$\newcommand{\P}{\mathbb{P}}$$\newcommand{\E}{\mathbb{E}}$In proving that $X \bot A | ps(x)$ where $X$ denote the baseline covariates, $A$ is binary denoted the Treatment/Exposure and $ps(x)$ denotes the propensity score based on $X$.
I do not understand a part of the proof.
The first part was to prove:
\begin{equation}
\P(A = 1 \vert ps(x), x) = ps(x), \tag{1}
\end{equation}
which I understood.
The second part was to prove:
\begin{equation}
\P(A = 1 \vert ps(x)) = ps(x), \tag{2}
\end{equation}
then from the second equation, to prove (1) = (2) and that they are thus, conditionally independent.
I do not know how: $$\P(A = 1 \vert ps(x) ) = \E(A \vert ps(x)) = \E[\E(A \vert ps(x), x) \vert ps(x) ] = ps(x). $$ In particular, I do not understand how: $$\E(A \vert ps(x)) = \E[\E(A \vert ps(x), x) \vert ps(x) ] .$$ I understand there was something to do with Law of Iterated Expectations, but do not see how they equate.
Best Answer
The proof works by showing that conditioning on the propensity score is "sufficient" when you are conditioning on $X=x$ already and you want an expression for the propensity score. For the first part of the proof you refer to, you can immediately see that since $ps(x)$ is a function of $x$, $ps(x)$ is redundant. For the second part we just have to show by conditioning on $x$ that we then condition "too much", and that we just get the propensity score.
First, note that the propensity score is defined as
$$ps(x) = \Pr(A=1\mid x).$$
For ease of notation, you can simply see that
$$\mathbb{E}(A)=\mathbb{E}[\mathbb{E}(A\mid x)],$$
by--as you mention--the law of iterated expectations.
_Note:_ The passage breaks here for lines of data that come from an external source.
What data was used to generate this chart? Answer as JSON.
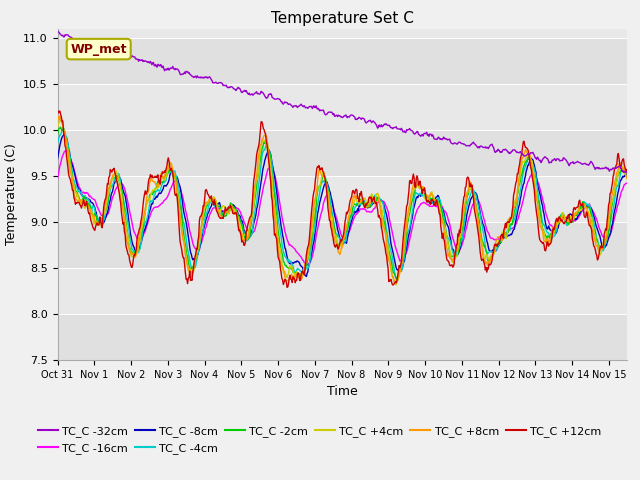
{
  "title": "Temperature Set C",
  "xlabel": "Time",
  "ylabel": "Temperature (C)",
  "ylim": [
    7.5,
    11.1
  ],
  "xlim": [
    0,
    15.5
  ],
  "xtick_positions": [
    0,
    1,
    2,
    3,
    4,
    5,
    6,
    7,
    8,
    9,
    10,
    11,
    12,
    13,
    14,
    15
  ],
  "xtick_labels": [
    "Oct 31",
    "Nov 1",
    "Nov 2",
    "Nov 3",
    "Nov 4",
    "Nov 5",
    "Nov 6",
    "Nov 7",
    "Nov 8",
    "Nov 9",
    "Nov 10",
    "Nov 11",
    "Nov 12",
    "Nov 13",
    "Nov 14",
    "Nov 15"
  ],
  "ytick_positions": [
    7.5,
    8.0,
    8.5,
    9.0,
    9.5,
    10.0,
    10.5,
    11.0
  ],
  "series_colors": {
    "TC_C -32cm": "#9900cc",
    "TC_C -16cm": "#ff00ff",
    "TC_C -8cm": "#0000bb",
    "TC_C -4cm": "#00cccc",
    "TC_C -2cm": "#00cc00",
    "TC_C +4cm": "#cccc00",
    "TC_C +8cm": "#ff9900",
    "TC_C +12cm": "#cc0000"
  },
  "wp_met_label": "WP_met",
  "fig_bg": "#f0f0f0",
  "plot_bg": "#e8e8e8",
  "band_colors": [
    "#e0e0e0",
    "#e8e8e8"
  ],
  "grid_color": "#ffffff",
  "title_fontsize": 11,
  "tick_fontsize": 7,
  "legend_fontsize": 8,
  "axis_label_fontsize": 9
}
We can make this expression conditional on the propensity score $ps(x)$:
$$\mathbb{E}(A\mid p(x))=\mathbb{E}[\mathbb{E}(A\mid ps(x),x)\mid ps(x)],$$
which is exactly the expression you were looking for. To show--rather elaborately--that this is equal to the propensity score:
\begin{align} & \mathbb{E}[\mathbb{E}(A\mid ps(x),x)\mid ps(x)]\\ &=\mathbb{E}[\mathbb{E}(A\mid x)\mid ps(x)]\\ &=\mathbb{E}[\Pr(A=1\mid x)\mid ps(x)]\\ &=\mathbb{E}[ps(x)\mid ps(x)]\\ &=ps(x). \end{align}